In February, Caplan says that he was removed from the bargaining committee and allegedly cut out from union communications after continuing to argue for full staff surveys in meetings. “I did not let up with the union,” Caplan says. “I was like, ‘We’re not doing it right.’”
Caplan then filed a complaint with the National Labor Relations Board against 21 Club’s union in March, which Eater has reviewed. He was then added back to union communications, he says, although he remained off the committee.
Other staffers, some of whom have worked at the restaurant for decades and viewed the job as the pinnacle of their career, prioritized job security over severance provisions. Duren says that he would rather see the union secure jobs for its members in the possible next iteration of 21 Club, but so far, neither Belmond nor LVMH have indicated to the union what form 21 Club will be returning in, or a timeframe for the reopening, according to Duren and other staffers who spoke with Eater.
The Belmond representative reiterated in a statement to Eater what the company has said publicly in the past about future plans for the 21 Club. “Following the guidance of government and public health officials, 21 Club closed in March 2020 in order to protect its guests and employees,” the representative said in the statement. “In November 2020, in light of the pandemic’s impact and the extended recovery period for the hospitality industry, the difficult decision was made to keep 21 Club closed. Belmond has not made any decisions on how the space will be used going forward.”
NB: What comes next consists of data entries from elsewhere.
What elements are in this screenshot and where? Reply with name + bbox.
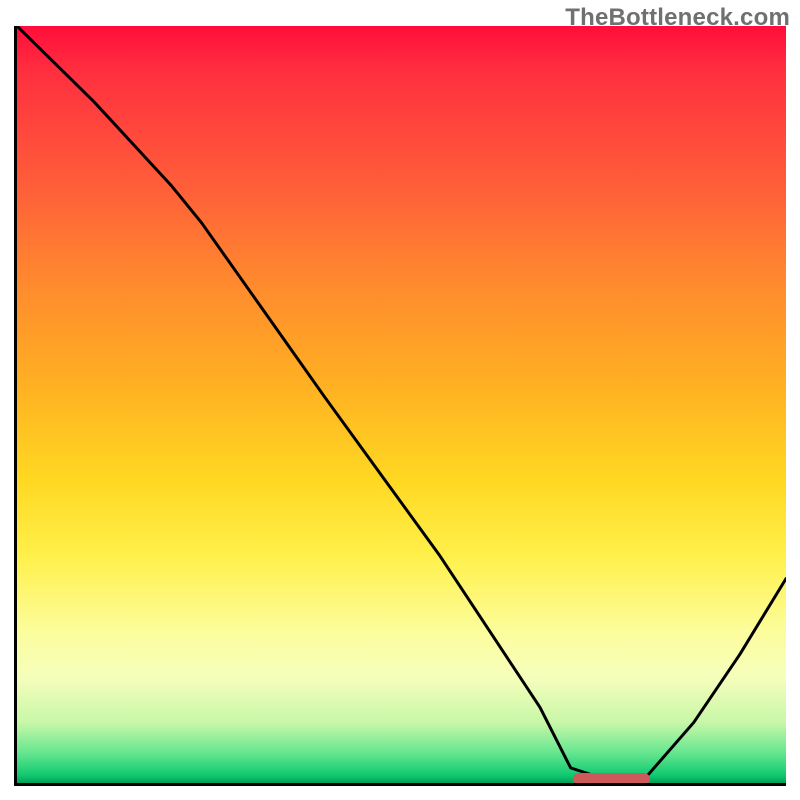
bottleneck-curve (17, 26, 786, 783)
curve-layer (17, 26, 786, 783)
plot-area (14, 26, 786, 786)
chart-frame: TheBottleneck.com (0, 0, 800, 800)
optimal-range-marker (573, 773, 650, 785)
The murky responses have left staffers searching for bits of information elsewhere. Caplan noticed in May that a message had popped up on 21 Club’s TripAdvisor page listing the establishment as temporarily closed until May 9, 2022, but a Belmond spokesperson told Eater at the time that was an error that Belmond’s digital team was working to correct (as of publication, the date still stands). Duren heard a rumor that the spot would reopen as a private club with a luxury retail component, but the spokesperson reiterated that the company was not ready to announce “any final concept or timeframe.”
“They definitely plan to reopen,” Duren says. “Just not with the union.”
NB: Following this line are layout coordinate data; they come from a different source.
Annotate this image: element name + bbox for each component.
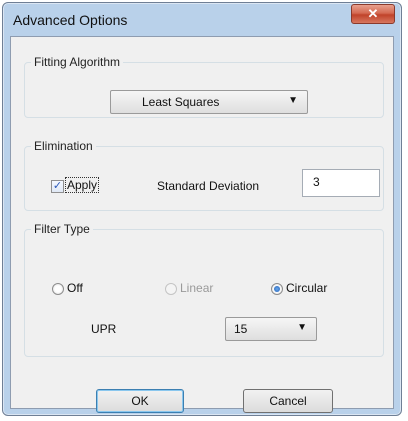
close-icon: ✕	[367, 6, 379, 21]
fitting-algorithm-legend: Fitting Algorithm	[34, 55, 121, 69]
filter-linear-label: Linear	[180, 281, 214, 295]
window-title: Advanced Options	[13, 12, 128, 28]
title-bar[interactable]: Advanced Options ✕	[3, 3, 401, 37]
upr-label: UPR	[91, 322, 117, 336]
upr-dropdown[interactable]: 15 ▼	[225, 317, 317, 341]
advanced-options-dialog: Advanced Options ✕ Fitting Algorithm Lea…	[2, 2, 402, 416]
chevron-down-icon: ▼	[288, 95, 298, 106]
cancel-button[interactable]: Cancel	[243, 389, 333, 413]
close-button[interactable]: ✕	[351, 4, 395, 24]
standard-deviation-input[interactable]: 3	[302, 169, 380, 197]
filter-linear-radio	[165, 283, 177, 295]
dialog-body: Fitting Algorithm Least Squares ▼ Elimin…	[10, 36, 394, 409]
standard-deviation-label: Standard Deviation	[157, 179, 260, 193]
filter-type-legend: Filter Type	[34, 222, 90, 236]
check-icon: ✓	[52, 180, 63, 192]
filter-circular-radio[interactable]	[271, 283, 283, 295]
chevron-down-icon: ▼	[297, 322, 307, 333]
ok-button[interactable]: OK	[96, 389, 184, 413]
fitting-algorithm-dropdown[interactable]: Least Squares ▼	[110, 90, 308, 114]
filter-off-radio[interactable]	[52, 283, 64, 295]
apply-label[interactable]: Apply	[64, 177, 100, 193]
filter-off-label[interactable]: Off	[67, 281, 83, 295]
filter-circular-label[interactable]: Circular	[286, 281, 327, 295]
apply-checkbox[interactable]: ✓	[51, 180, 64, 193]
elimination-legend: Elimination	[34, 139, 93, 153]
upr-value: 15	[234, 322, 248, 336]
fitting-algorithm-value: Least Squares	[142, 95, 220, 109]
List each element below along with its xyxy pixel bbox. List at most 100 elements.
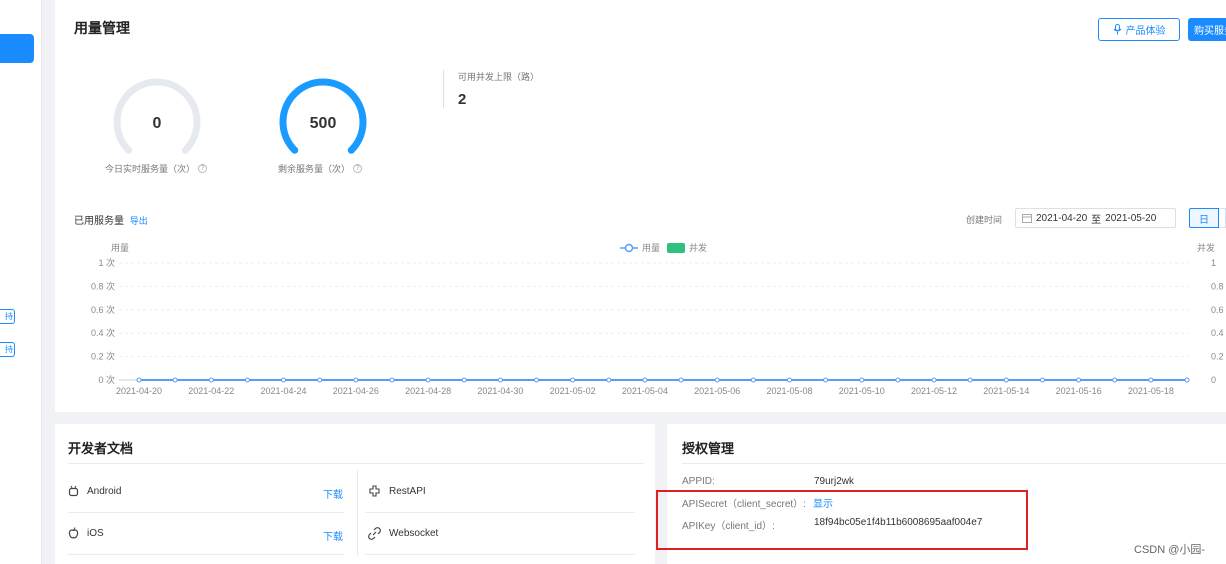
y-axis-right-label: 并发 bbox=[1197, 242, 1215, 253]
x-tick-label: 2021-04-30 bbox=[477, 386, 523, 396]
android-download-link[interactable]: 下载 bbox=[323, 486, 343, 501]
docs-row-divider bbox=[365, 512, 635, 513]
doc-restapi-label: RestAPI bbox=[389, 486, 426, 497]
series-point[interactable] bbox=[823, 377, 829, 383]
doc-item-restapi[interactable]: RestAPI bbox=[368, 485, 426, 498]
y-tick-right-label: 0 bbox=[1211, 375, 1216, 385]
auth-title: 授权管理 bbox=[682, 441, 735, 456]
y-tick-right-label: 0.2 bbox=[1211, 352, 1224, 362]
series-point[interactable] bbox=[534, 377, 540, 383]
x-tick-label: 2021-04-24 bbox=[261, 386, 307, 396]
usage-card: 用量管理 产品体验 购买服务 0 今日实时服务量（次） ? 500 剩余服务量（… bbox=[55, 0, 1226, 412]
doc-item-websocket[interactable]: Websocket bbox=[368, 527, 438, 540]
chart-series bbox=[136, 377, 1190, 383]
ios-download-link[interactable]: 下载 bbox=[323, 528, 343, 543]
series-point[interactable] bbox=[461, 377, 467, 383]
series-point[interactable] bbox=[786, 377, 792, 383]
series-point[interactable] bbox=[425, 377, 431, 383]
link-icon bbox=[368, 527, 381, 540]
docs-title-divider bbox=[68, 463, 644, 464]
series-point[interactable] bbox=[1076, 377, 1082, 383]
x-tick-label: 2021-05-08 bbox=[766, 386, 812, 396]
series-point[interactable] bbox=[642, 377, 648, 383]
doc-item-android[interactable]: Android bbox=[68, 485, 121, 497]
series-point[interactable] bbox=[1184, 377, 1190, 383]
watermark: CSDN @小园- bbox=[1134, 544, 1206, 556]
docs-row-divider bbox=[68, 554, 344, 555]
sidebar-mini-button-2[interactable]: 持 bbox=[0, 342, 15, 357]
sidebar-active-item[interactable] bbox=[0, 34, 34, 63]
auth-title-divider bbox=[682, 463, 1226, 464]
series-point[interactable] bbox=[967, 377, 973, 383]
appid-value: 79urj2wk bbox=[814, 476, 855, 487]
x-tick-label: 2021-05-12 bbox=[911, 386, 957, 396]
x-tick-label: 2021-05-10 bbox=[839, 386, 885, 396]
series-point[interactable] bbox=[317, 377, 323, 383]
series-point[interactable] bbox=[606, 377, 612, 383]
doc-websocket-label: Websocket bbox=[389, 528, 439, 539]
highlight-annotation-box bbox=[656, 490, 1028, 550]
sidebar-mini-button-1[interactable]: 持 bbox=[0, 309, 15, 324]
docs-title: 开发者文档 bbox=[68, 441, 134, 456]
docs-column-divider bbox=[357, 470, 358, 556]
chart-legend: 用量 并发 bbox=[620, 242, 707, 253]
y-axis-left-label: 用量 bbox=[111, 243, 129, 253]
y-tick-right-label: 1 bbox=[1211, 258, 1216, 268]
appid-key: APPID: bbox=[682, 476, 715, 487]
series-point[interactable] bbox=[136, 377, 142, 383]
docs-row-divider bbox=[365, 554, 635, 555]
series-point[interactable] bbox=[208, 377, 214, 383]
series-point[interactable] bbox=[1003, 377, 1009, 383]
legend-usage-label[interactable]: 用量 bbox=[642, 243, 660, 253]
chart-grid bbox=[119, 262, 1189, 381]
series-point[interactable] bbox=[281, 377, 287, 383]
doc-android-label: Android bbox=[87, 485, 122, 497]
x-tick-label: 2021-04-28 bbox=[405, 386, 451, 396]
x-tick-label: 2021-05-02 bbox=[550, 386, 596, 396]
x-tick-label: 2021-05-04 bbox=[622, 386, 668, 396]
legend-concurrency-label[interactable]: 并发 bbox=[689, 242, 707, 253]
series-point[interactable] bbox=[714, 377, 720, 383]
y-tick-left-label: 0 次 bbox=[98, 374, 115, 385]
usage-chart: 用量 并发 用量 并发 1 次 1 0.8 次 0.8 0.6 次 0.6 0.4 次 0.4… bbox=[91, 242, 1224, 396]
series-point[interactable] bbox=[353, 377, 359, 383]
series-point[interactable] bbox=[1112, 377, 1118, 383]
docs-row-divider bbox=[68, 512, 344, 513]
series-point[interactable] bbox=[931, 377, 937, 383]
series-point[interactable] bbox=[172, 377, 178, 383]
series-point[interactable] bbox=[859, 377, 865, 383]
series-point[interactable] bbox=[750, 377, 756, 383]
series-point[interactable] bbox=[570, 377, 576, 383]
sidebar: 持 持 bbox=[0, 0, 42, 564]
y-tick-right-label: 0.8 bbox=[1211, 281, 1224, 291]
doc-ios-label: iOS bbox=[87, 527, 104, 539]
legend-concurrency-swatch bbox=[667, 243, 685, 253]
y-tick-right-label: 0.6 bbox=[1211, 305, 1224, 315]
series-point[interactable] bbox=[678, 377, 684, 383]
x-tick-label: 2021-05-06 bbox=[694, 386, 740, 396]
series-point[interactable] bbox=[1039, 377, 1045, 383]
puzzle-icon bbox=[369, 485, 380, 497]
apple-icon bbox=[68, 527, 79, 539]
x-tick-label: 2021-05-16 bbox=[1056, 386, 1102, 396]
x-tick-label: 2021-04-22 bbox=[188, 386, 234, 396]
series-point[interactable] bbox=[497, 377, 503, 383]
series-point[interactable] bbox=[1148, 377, 1154, 383]
legend-circle-marker bbox=[624, 243, 634, 253]
y-tick-left-label: 0.8 次 bbox=[91, 280, 115, 291]
series-point[interactable] bbox=[389, 377, 395, 383]
doc-item-ios[interactable]: iOS bbox=[68, 527, 104, 539]
y-tick-left-label: 1 次 bbox=[98, 257, 115, 268]
y-tick-left-label: 0.6 次 bbox=[91, 304, 115, 315]
developer-docs-card: 开发者文档 Android 下载 iOS 下载 RestAPI Websocke… bbox=[55, 424, 655, 564]
chart-x-ticks: 2021-04-20 2021-04-22 2021-04-24 2021-04-26… bbox=[116, 386, 1174, 396]
x-tick-label: 2021-04-26 bbox=[333, 386, 379, 396]
y-tick-left-label: 0.2 次 bbox=[91, 351, 115, 362]
x-tick-label: 2021-04-20 bbox=[116, 386, 162, 396]
series-point[interactable] bbox=[244, 377, 250, 383]
android-icon bbox=[68, 485, 79, 497]
series-point[interactable] bbox=[895, 377, 901, 383]
x-tick-label: 2021-05-18 bbox=[1128, 386, 1174, 396]
y-tick-left-label: 0.4 次 bbox=[91, 327, 115, 338]
y-tick-right-label: 0.4 bbox=[1211, 328, 1224, 338]
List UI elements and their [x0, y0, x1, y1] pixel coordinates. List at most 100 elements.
As time dragged on, 21 Club’s unionized staffers watched as elsewhere in the hospitality sphere, NYC’s hotel unions secured industry-wide pandemic labor protections including severance agreements amounting to four days of pay for each year worked — with no cap — plus recall rights, or the right to be called back to the same job if it were to open up again. Mayor Bill de Blasio also signed a bill into law in October requiring closed-down hotels to pay severance of $500 per week for 30 weeks for each laid-off employee if the property did not reopen by November 1.
In the meantime, the workers were cut off from the company’s health insurance plan in September, according to emails reviewed by Eater, and 21 Club’s union contract expired at the end of October. The Belmond representative says that the company will continue to negotiate with the union’s leaders past the contract expiration, although they did not disclose the details or goals of those talks. According to NYC-based employment lawyer David Glanstein, companies with a unionized workforce are still generally required to bargain with union members past contract expiration, in accordance with federal labor laws.
For the former employees of the 21 Club, the past year has been a bitter end to what many saw as one of the best jobs in the industry, in part because of its union protections. “This was the last restaurant I wanted to work in,” Duren says. “I had no plans to go anywhere else.”